Sam Antar describes commission attorney Richard Simpson as 'an unbelievably tough guy.' Antar should know: he was CFO of Crazy Eddie, the crooked retailer that Simpson helped topple in the Eighties
[This story originally ran in Crain's New York Business, a sister publication of InvestmentNews]
Goldman Sachs, say hello to Crazy Eddie.
Crazy Eddie, longtime New Yorkers will recall, was the electronics retailer with “insaaaaane” prices that engaged in massive accounting fraud before collapsing in 1987. One of the people who helped crack the case was a Securities and Exchange Commission lawyer named Richard E. Simpson.
Today, Mr. Simpson is the lead SEC attorney on the Goldman fraud case.
“He's a top gun, an unbelievably tough guy,” said Sam Antar, a former Crazy Eddie chief financial officer who pleaded guilty to his role in the fraud.

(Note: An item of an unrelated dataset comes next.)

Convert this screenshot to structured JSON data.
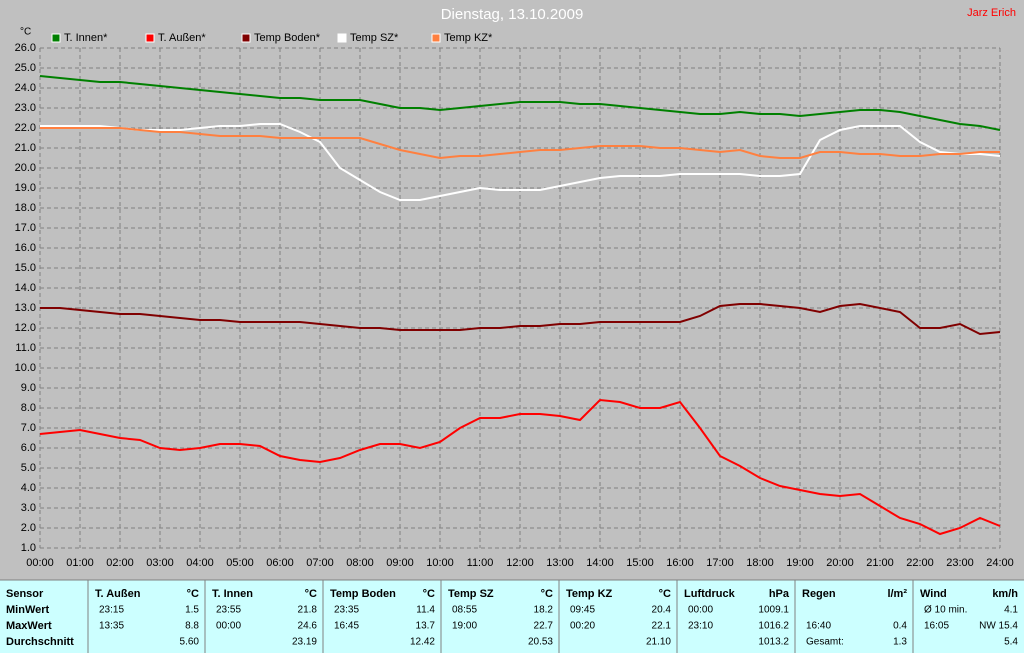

“He was nicknamed ‘Pit Bull' by federal prosecutors,” Mr. Antar recalled. “As a former adversary who did battle against Simpson and later buckled under his pressure to cooperate with him, I found him to be very focused, knowledgeable about how criminals operate, and he knows how to bring them down.”
The SEC has filed a civil case against Goldman; it doesn't have the authority to bring criminal charges. Still, with the agency's top gun aimed squarely at Goldman, the firm's stock has remained under pressure amid growing signs that its legal problems may result in a tough financial reform bill coming out of Congress. That, in turn, is putting renewed pressure on other banks' stocks.
Goldman shares dropped 13% on Friday -- from 184 to as low as 157 -- when the SEC unveiled its suit. The commission alleges that the firm cheated investors by failing to mention it was selling them a bond that was designed to collapse -- and in fact had been created in close consultation with a top hedge fund customer who was shorting the security.
Goldman, which insists it did nothing wrong, held a conference call on Tuesday to discuss quarterly results. The firm also addressed, at some length, the SEC complaint. That helped give a slight boost to the Wall Street giant's share price, which was trading around 162 by mid-day.
In a note to clients on Monday, FBR Capital Markets analyst Paul Miller wrote “stricter than expected” financial reform now appears close to reality. He said Republicans have “folded” and are now willing to accept an independent consumer financial protection agency, which they had sought to house within the Federal Reserve.
Mr. Miller added that Republicans now are focusing on “curtailing the more onerous aspects” of derivatives regulation, but warned that such legislation is slated to be harsher than most industry participants assumed just a few weeks ago.
The so-called Volcker Rule, which would limit the amount of risky trading banks can undertake, is “largely off the table,” Mr. Miller contended, and instead Congress will probably begin a four-year study of the rule's potential impact.
The prospect of tougher-than-expected reform pressured shares in J.P. Morgan and Bank of America. Both also fell by less than 1% on Monday. Citigroup rose 7% for the day after reporting stronger-than-expected earnings.